Increase in Full-Length Dystrophin by Exon Skipping in Duchenne Muscular Dystrophy Patients with Single Exon Duplications: An Open-label Study

Abstract

Single exon duplications account for disease in a minority of Duchenne muscular dystrophy patients. Exon skipping in these patients has the potential to be highly therapeutic through restoration of full-length dystrophin expression. We conducted a 48-week open label study of casimersen and golodirsen in 3 subjects with an exon 45 or 53 duplication. Two subjects (aged 18 and 23 years) were non-ambulatory at baseline. Upper limb, pulmonary, and cardiac function appeared stable in the 2 subjects in whom they could be evaluated. Dystrophin expression increased from 0.94 % ±0.59% (mean±SD) of normal to 5.1% ±2.9% by western blot. Percent dystrophin positive fibers also rose from 14% ±17% at baseline to 50% ±42% . Our results provide initial evidence that the use of exon-skipping drugs may increase dystrophin levels in patients with single-exon duplications.

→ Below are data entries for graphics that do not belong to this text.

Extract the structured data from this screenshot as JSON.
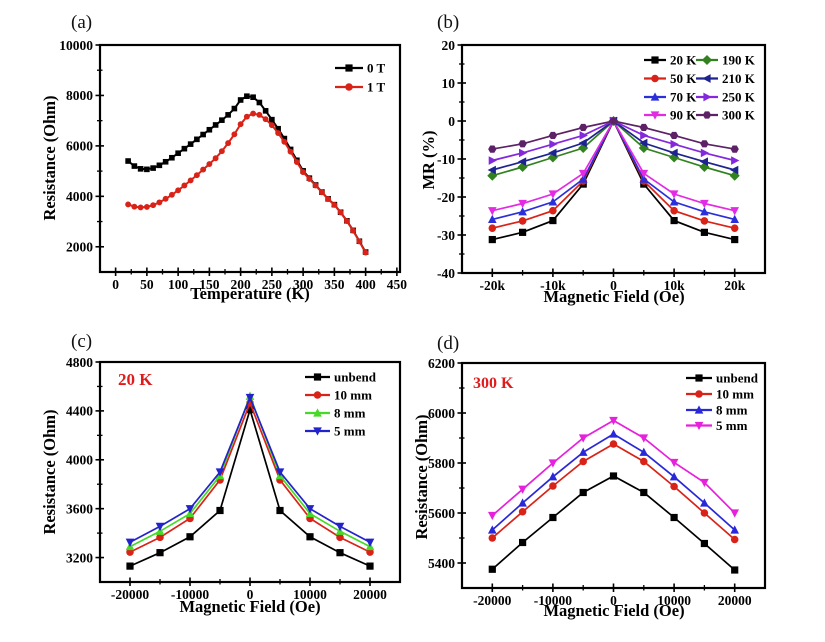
{
  "figure_title": "",
  "annotation_color": "#e01b1b",
  "chart_data": [
    {
      "key": "a",
      "tag": "(a)",
      "type": "line",
      "xlabel": "Temperature (K)",
      "ylabel": "Resistance (Ohm)",
      "annotation": null,
      "xlim": [
        -25,
        455
      ],
      "ylim": [
        1000,
        10000
      ],
      "xticks": [
        0,
        50,
        100,
        150,
        200,
        250,
        300,
        350,
        400,
        450
      ],
      "xtick_labels": [
        "0",
        "50",
        "100",
        "150",
        "200",
        "250",
        "300",
        "350",
        "400",
        "450"
      ],
      "yticks": [
        2000,
        4000,
        6000,
        8000,
        10000
      ],
      "ytick_labels": [
        "2000",
        "4000",
        "6000",
        "8000",
        "10000"
      ],
      "xminor": 25,
      "yminor": 1000,
      "grid": false,
      "legend_position": "top-right-inside",
      "x": [
        20,
        30,
        40,
        50,
        60,
        70,
        80,
        90,
        100,
        110,
        120,
        130,
        140,
        150,
        160,
        170,
        180,
        190,
        200,
        210,
        220,
        230,
        240,
        250,
        260,
        270,
        280,
        290,
        300,
        310,
        320,
        330,
        340,
        350,
        360,
        370,
        380,
        390,
        400
      ],
      "series": [
        {
          "name": "0 T",
          "color": "#000000",
          "marker": "square",
          "y": [
            5400,
            5200,
            5090,
            5070,
            5120,
            5230,
            5370,
            5530,
            5710,
            5890,
            6070,
            6260,
            6450,
            6640,
            6830,
            7020,
            7230,
            7480,
            7820,
            7970,
            7930,
            7720,
            7390,
            7040,
            6680,
            6290,
            5860,
            5430,
            5010,
            4720,
            4450,
            4170,
            3900,
            3670,
            3370,
            3030,
            2650,
            2220,
            1790
          ]
        },
        {
          "name": "1 T",
          "color": "#d92318",
          "marker": "circle",
          "y": [
            3680,
            3590,
            3560,
            3580,
            3650,
            3760,
            3900,
            4060,
            4240,
            4430,
            4630,
            4840,
            5060,
            5280,
            5510,
            5790,
            6110,
            6460,
            6860,
            7160,
            7280,
            7230,
            7060,
            6820,
            6510,
            6160,
            5770,
            5360,
            4960,
            4690,
            4430,
            4160,
            3890,
            3660,
            3360,
            3020,
            2640,
            2210,
            1770
          ]
        }
      ]
    },
    {
      "key": "b",
      "tag": "(b)",
      "type": "line",
      "xlabel": "Magnetic Field (Oe)",
      "ylabel": "MR (%)",
      "annotation": null,
      "xlim": [
        -25000,
        25000
      ],
      "ylim": [
        -40,
        20
      ],
      "xticks": [
        -20000,
        -10000,
        0,
        10000,
        20000
      ],
      "xtick_labels": [
        "-20k",
        "-10k",
        "0",
        "10k",
        "20k"
      ],
      "yticks": [
        -40,
        -30,
        -20,
        -10,
        0,
        10,
        20
      ],
      "ytick_labels": [
        "-40",
        "-30",
        "-20",
        "-10",
        "0",
        "10",
        "20"
      ],
      "xminor": 5000,
      "yminor": 5,
      "grid": false,
      "legend_position": "top-right-inside-2col",
      "x": [
        -20000,
        -15000,
        -10000,
        -5000,
        0,
        5000,
        10000,
        15000,
        20000
      ],
      "series": [
        {
          "name": "20 K",
          "color": "#000000",
          "marker": "square",
          "y": [
            -31.2,
            -29.3,
            -26.2,
            -16.6,
            0,
            -16.6,
            -26.2,
            -29.3,
            -31.2
          ]
        },
        {
          "name": "50 K",
          "color": "#d92318",
          "marker": "circle",
          "y": [
            -28.2,
            -26.3,
            -23.6,
            -15.8,
            0,
            -15.8,
            -23.6,
            -26.3,
            -28.2
          ]
        },
        {
          "name": "70 K",
          "color": "#2b2fd9",
          "marker": "triangle-up",
          "y": [
            -25.9,
            -23.9,
            -21.3,
            -15.3,
            0,
            -15.3,
            -21.3,
            -23.9,
            -25.9
          ]
        },
        {
          "name": "90 K",
          "color": "#e32be3",
          "marker": "triangle-down",
          "y": [
            -23.6,
            -21.7,
            -19.2,
            -13.8,
            0,
            -13.8,
            -19.2,
            -21.7,
            -23.6
          ]
        },
        {
          "name": "190 K",
          "color": "#31821f",
          "marker": "diamond",
          "y": [
            -14.4,
            -12.1,
            -9.6,
            -7.1,
            0,
            -7.1,
            -9.6,
            -12.1,
            -14.4
          ]
        },
        {
          "name": "210 K",
          "color": "#1f2390",
          "marker": "triangle-left",
          "y": [
            -12.9,
            -10.7,
            -8.4,
            -5.8,
            0,
            -5.8,
            -8.4,
            -10.7,
            -12.9
          ]
        },
        {
          "name": "250 K",
          "color": "#8428dd",
          "marker": "triangle-right",
          "y": [
            -10.4,
            -8.4,
            -6.1,
            -3.8,
            0,
            -3.8,
            -6.1,
            -8.4,
            -10.4
          ]
        },
        {
          "name": "300 K",
          "color": "#5c2166",
          "marker": "hexagon",
          "y": [
            -7.4,
            -6.0,
            -3.8,
            -1.7,
            0,
            -1.7,
            -3.8,
            -6.0,
            -7.4
          ]
        }
      ]
    },
    {
      "key": "c",
      "tag": "(c)",
      "type": "line",
      "xlabel": "Magnetic Field (Oe)",
      "ylabel": "Resistance (Ohm)",
      "annotation": {
        "text": "20 K",
        "color": "#e01b1b"
      },
      "xlim": [
        -25000,
        25000
      ],
      "ylim": [
        3000,
        4800
      ],
      "xticks": [
        -20000,
        -10000,
        0,
        10000,
        20000
      ],
      "xtick_labels": [
        "-20000",
        "-10000",
        "0",
        "10000",
        "20000"
      ],
      "yticks": [
        3200,
        3600,
        4000,
        4400,
        4800
      ],
      "ytick_labels": [
        "3200",
        "3600",
        "4000",
        "4400",
        "4800"
      ],
      "xminor": 5000,
      "yminor": 200,
      "grid": false,
      "legend_position": "top-right-inside",
      "x": [
        -20000,
        -15000,
        -10000,
        -5000,
        0,
        5000,
        10000,
        15000,
        20000
      ],
      "series": [
        {
          "name": "unbend",
          "color": "#000000",
          "marker": "square",
          "y": [
            3130,
            3240,
            3370,
            3585,
            4410,
            3585,
            3370,
            3240,
            3130
          ]
        },
        {
          "name": "10 mm",
          "color": "#d92318",
          "marker": "circle",
          "y": [
            3245,
            3365,
            3520,
            3835,
            4465,
            3835,
            3520,
            3365,
            3245
          ]
        },
        {
          "name": "8 mm",
          "color": "#46d926",
          "marker": "triangle-up",
          "y": [
            3290,
            3415,
            3560,
            3870,
            4520,
            3870,
            3560,
            3415,
            3290
          ]
        },
        {
          "name": "5 mm",
          "color": "#2323cc",
          "marker": "triangle-down",
          "y": [
            3325,
            3455,
            3600,
            3900,
            4510,
            3900,
            3600,
            3455,
            3325
          ]
        }
      ]
    },
    {
      "key": "d",
      "tag": "(d)",
      "type": "line",
      "xlabel": "Magnetic Field (Oe)",
      "ylabel": "Resistance (Ohm)",
      "annotation": {
        "text": "300 K",
        "color": "#e01b1b"
      },
      "xlim": [
        -25000,
        25000
      ],
      "ylim": [
        5300,
        6200
      ],
      "xticks": [
        -20000,
        -10000,
        0,
        10000,
        20000
      ],
      "xtick_labels": [
        "-20000",
        "-10000",
        "0",
        "10000",
        "20000"
      ],
      "yticks": [
        5400,
        5600,
        5800,
        6000,
        6200
      ],
      "ytick_labels": [
        "5400",
        "5600",
        "5800",
        "6000",
        "6200"
      ],
      "xminor": 5000,
      "yminor": 100,
      "grid": false,
      "legend_position": "top-right-inside",
      "x": [
        -20000,
        -15000,
        -10000,
        -5000,
        0,
        5000,
        10000,
        15000,
        20000
      ],
      "series": [
        {
          "name": "unbend",
          "color": "#000000",
          "marker": "square",
          "y": [
            5375,
            5482,
            5582,
            5682,
            5748,
            5682,
            5582,
            5478,
            5372
          ]
        },
        {
          "name": "10 mm",
          "color": "#d92318",
          "marker": "circle",
          "y": [
            5500,
            5605,
            5708,
            5806,
            5876,
            5806,
            5706,
            5600,
            5494
          ]
        },
        {
          "name": "8 mm",
          "color": "#2828d9",
          "marker": "triangle-up",
          "y": [
            5532,
            5640,
            5745,
            5843,
            5916,
            5843,
            5745,
            5640,
            5532
          ]
        },
        {
          "name": "5 mm",
          "color": "#e620dc",
          "marker": "triangle-down",
          "y": [
            5590,
            5695,
            5800,
            5900,
            5970,
            5900,
            5802,
            5722,
            5600
          ]
        }
      ]
    }
  ]
}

Keywords: Muscular dystrophy; antisense; clinical trial; duchenne; dystrophin; oligonucleotides.

Fig.1

Exon skipping and dystrophin expression. A–C. The PROMIS score, FVC, and ejection fraction remained stable over the duration of the study. D. There was an increase in full-length DMD transcripts (relative to total DMD transcripts) in subjects 1 and 3. Deletion transcripts (i.e. skipping both copies of the target exon) were only observed at very low frequencies. E-F. Dystrophin expression increased in all subjects, as did PDPF. G. Representative western blots from each sample are shown as a composite. A 0.25% –8% standard curve prepared from healthy control tissue was included on each blot. H. Representative regions of interest stained for dystrophin are shown, along with dystrophin positivity analysis. Scale bar = 100μm. 48w, 48 weeks; BL, baseline; FVC, forced vital capacity; PDPF, percent dystrophin positive fibers.